Par courrier en date du 29 octobre 2022, la société KPA Exotiques a, par l’intermédiaire de son
conseil, demandé « à titre gracieux et exceptionnel de pouvoir reporter la préemption de son bail
par la ville de 3 ans ».
Par courrier du 4 janvier 2023, la commune de [Localité 3] a toutefois rappelé que la préemption aux conditions, notamment financières, de la déclaration valait contrat de vente, que toute renonciation à vendre formée par le titulaire du bail était dépourvue de base légale et qu’un acte constatant cette cession devait être conclu sous quinze jours, à défaut de quoi une procédure judiciaire serait engagée.
La société KPA Exotiques a alors saisi le tribunal administratif de Montreuil le 21 février 2023 d’un recours contre la décision de préemption.
Suivant ordonnance du 30 mai 2023, le président de la 2 ème chambre du tribunal administratif
de Montreuil a rejeté la demande comme tardive sur le fondement de l’article R 222-1 alinéa 4 du code de justice administrative.

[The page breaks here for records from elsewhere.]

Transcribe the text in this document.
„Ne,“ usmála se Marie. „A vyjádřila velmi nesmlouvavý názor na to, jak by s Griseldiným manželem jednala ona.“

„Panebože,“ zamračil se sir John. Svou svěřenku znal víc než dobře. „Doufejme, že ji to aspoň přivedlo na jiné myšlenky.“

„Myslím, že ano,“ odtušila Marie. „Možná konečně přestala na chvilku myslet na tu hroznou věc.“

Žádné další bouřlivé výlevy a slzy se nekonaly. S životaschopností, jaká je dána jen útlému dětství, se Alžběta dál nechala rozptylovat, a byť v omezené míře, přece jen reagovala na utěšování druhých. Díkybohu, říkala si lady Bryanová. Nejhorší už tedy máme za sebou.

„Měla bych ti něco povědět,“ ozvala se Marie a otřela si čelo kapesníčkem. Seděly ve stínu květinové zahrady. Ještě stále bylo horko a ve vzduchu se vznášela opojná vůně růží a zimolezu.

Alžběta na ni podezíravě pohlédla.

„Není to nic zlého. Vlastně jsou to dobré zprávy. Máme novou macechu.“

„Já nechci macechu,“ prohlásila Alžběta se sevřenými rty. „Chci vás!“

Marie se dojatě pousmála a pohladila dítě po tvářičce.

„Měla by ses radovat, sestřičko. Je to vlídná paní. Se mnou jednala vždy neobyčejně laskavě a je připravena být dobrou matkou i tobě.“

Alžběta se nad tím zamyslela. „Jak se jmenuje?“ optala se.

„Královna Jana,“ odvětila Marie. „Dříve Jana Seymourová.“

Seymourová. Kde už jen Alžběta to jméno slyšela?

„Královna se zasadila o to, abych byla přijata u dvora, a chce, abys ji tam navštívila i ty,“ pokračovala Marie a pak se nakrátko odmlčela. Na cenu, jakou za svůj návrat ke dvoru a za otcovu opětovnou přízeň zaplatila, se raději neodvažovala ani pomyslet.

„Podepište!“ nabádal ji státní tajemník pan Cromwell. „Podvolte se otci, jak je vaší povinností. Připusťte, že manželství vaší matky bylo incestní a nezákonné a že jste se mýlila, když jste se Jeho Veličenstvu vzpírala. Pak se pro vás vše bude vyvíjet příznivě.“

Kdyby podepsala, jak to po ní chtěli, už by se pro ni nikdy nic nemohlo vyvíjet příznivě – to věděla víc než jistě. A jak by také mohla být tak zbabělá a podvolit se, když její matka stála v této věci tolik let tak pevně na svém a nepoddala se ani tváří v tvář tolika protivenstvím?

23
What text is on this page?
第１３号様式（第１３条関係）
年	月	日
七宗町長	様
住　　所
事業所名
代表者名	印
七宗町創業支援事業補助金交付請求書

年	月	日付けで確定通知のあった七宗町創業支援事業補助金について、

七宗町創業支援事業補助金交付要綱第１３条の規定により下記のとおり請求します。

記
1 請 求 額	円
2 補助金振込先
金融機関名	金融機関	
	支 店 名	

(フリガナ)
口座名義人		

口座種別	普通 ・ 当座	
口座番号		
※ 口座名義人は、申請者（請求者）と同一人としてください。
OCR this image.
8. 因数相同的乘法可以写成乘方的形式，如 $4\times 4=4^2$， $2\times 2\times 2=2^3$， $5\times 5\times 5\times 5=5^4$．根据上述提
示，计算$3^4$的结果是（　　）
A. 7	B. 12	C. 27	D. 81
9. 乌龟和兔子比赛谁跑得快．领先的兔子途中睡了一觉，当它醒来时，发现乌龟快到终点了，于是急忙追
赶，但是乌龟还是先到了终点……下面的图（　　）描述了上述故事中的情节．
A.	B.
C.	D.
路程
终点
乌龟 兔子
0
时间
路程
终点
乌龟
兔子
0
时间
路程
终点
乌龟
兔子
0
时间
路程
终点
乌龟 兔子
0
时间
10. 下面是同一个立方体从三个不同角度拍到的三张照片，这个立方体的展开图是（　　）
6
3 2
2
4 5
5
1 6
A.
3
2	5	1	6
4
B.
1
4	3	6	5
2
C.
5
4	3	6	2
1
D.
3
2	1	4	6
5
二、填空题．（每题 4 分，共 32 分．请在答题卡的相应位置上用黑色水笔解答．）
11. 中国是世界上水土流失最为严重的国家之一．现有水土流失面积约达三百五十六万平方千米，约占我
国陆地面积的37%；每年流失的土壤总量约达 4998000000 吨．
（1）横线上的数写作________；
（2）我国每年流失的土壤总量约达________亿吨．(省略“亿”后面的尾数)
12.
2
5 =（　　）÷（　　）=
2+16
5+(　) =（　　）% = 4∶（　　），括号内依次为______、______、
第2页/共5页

La société KPA Exotiques a formé un recours contre cette décision le 21 juillet 2023.
Suivant ordonnance du 27 septembre 2023, le président de la 1 ère chambre de la cour
administrative d’appel de Paris a confirmé le rejet de la requête de la société KPA Exotiques.
Par acte de commissaire de justice du 28 novembre 2023, la commune de [Localité 3] a assigné la société KPA Exotiques devant le tribunal de Bobigny aux fins de la voir condamner à :
– procéder à la cession du bail commercial,
– lui verser la somme de 10.000 euros en réparation de son préjudice moral à la suite des recours manifestement abusifs qu’elle a engagés contre la décision de préemption,
– lui verser la somme de 6.000 euros au titre de l’article 700 du code de procédure civile,
– régler les entiers dépens de la procédure.
Elle a demandé en outre que soit ordonnée l’exécution provisoire de la décision à intervenir.
La société KPA Exotiques, régulièrement assignée à étude, a constitué avocat le 4 mars 2024 mais n’a pas conclu.
La présente décision sera par conséquent contradictoire.
En application des dispositions de l’article 455 du code de procédure civile, le tribunal renvoie à l’assignation pour l’exposé des moyens.
L’ordonnance de clôture est datée du 24 septembre 2024.
L’affaire a été examinée à l’audience publique du 12 novembre 2024 et mise en délibéré à ce jour.
PAR CES MOTIFS
Le tribunal judiciaire,
Condamne la société KPA Exotiques à procéder au bénéfice de la commune de [Localité 3], au plus tard dans le mois de la signification du présent jugement, à la cession du bail portant sur le local commercial dont elle est locataire, sis à [Adresse 4], dans les conditions et prix prévus au projet d’acte établi par l’étude notariale en charge de l’instrumentation, soit la somme de 10.000 euros,
Condamne la société KPA Exotiques à verser à la commune de [Localité 3] la somme de 2000 euros en réparation de son préjudice moral,
Condamne la société KPA Exotiques à verser à la commune de [Localité 3] la somme de 2000 euros en application de l’article 700 du code de procédure civile,
Condamne la société KPA Exotiques aux entiers dépens.
Le présent jugement ayant été signé par le président et le greffier.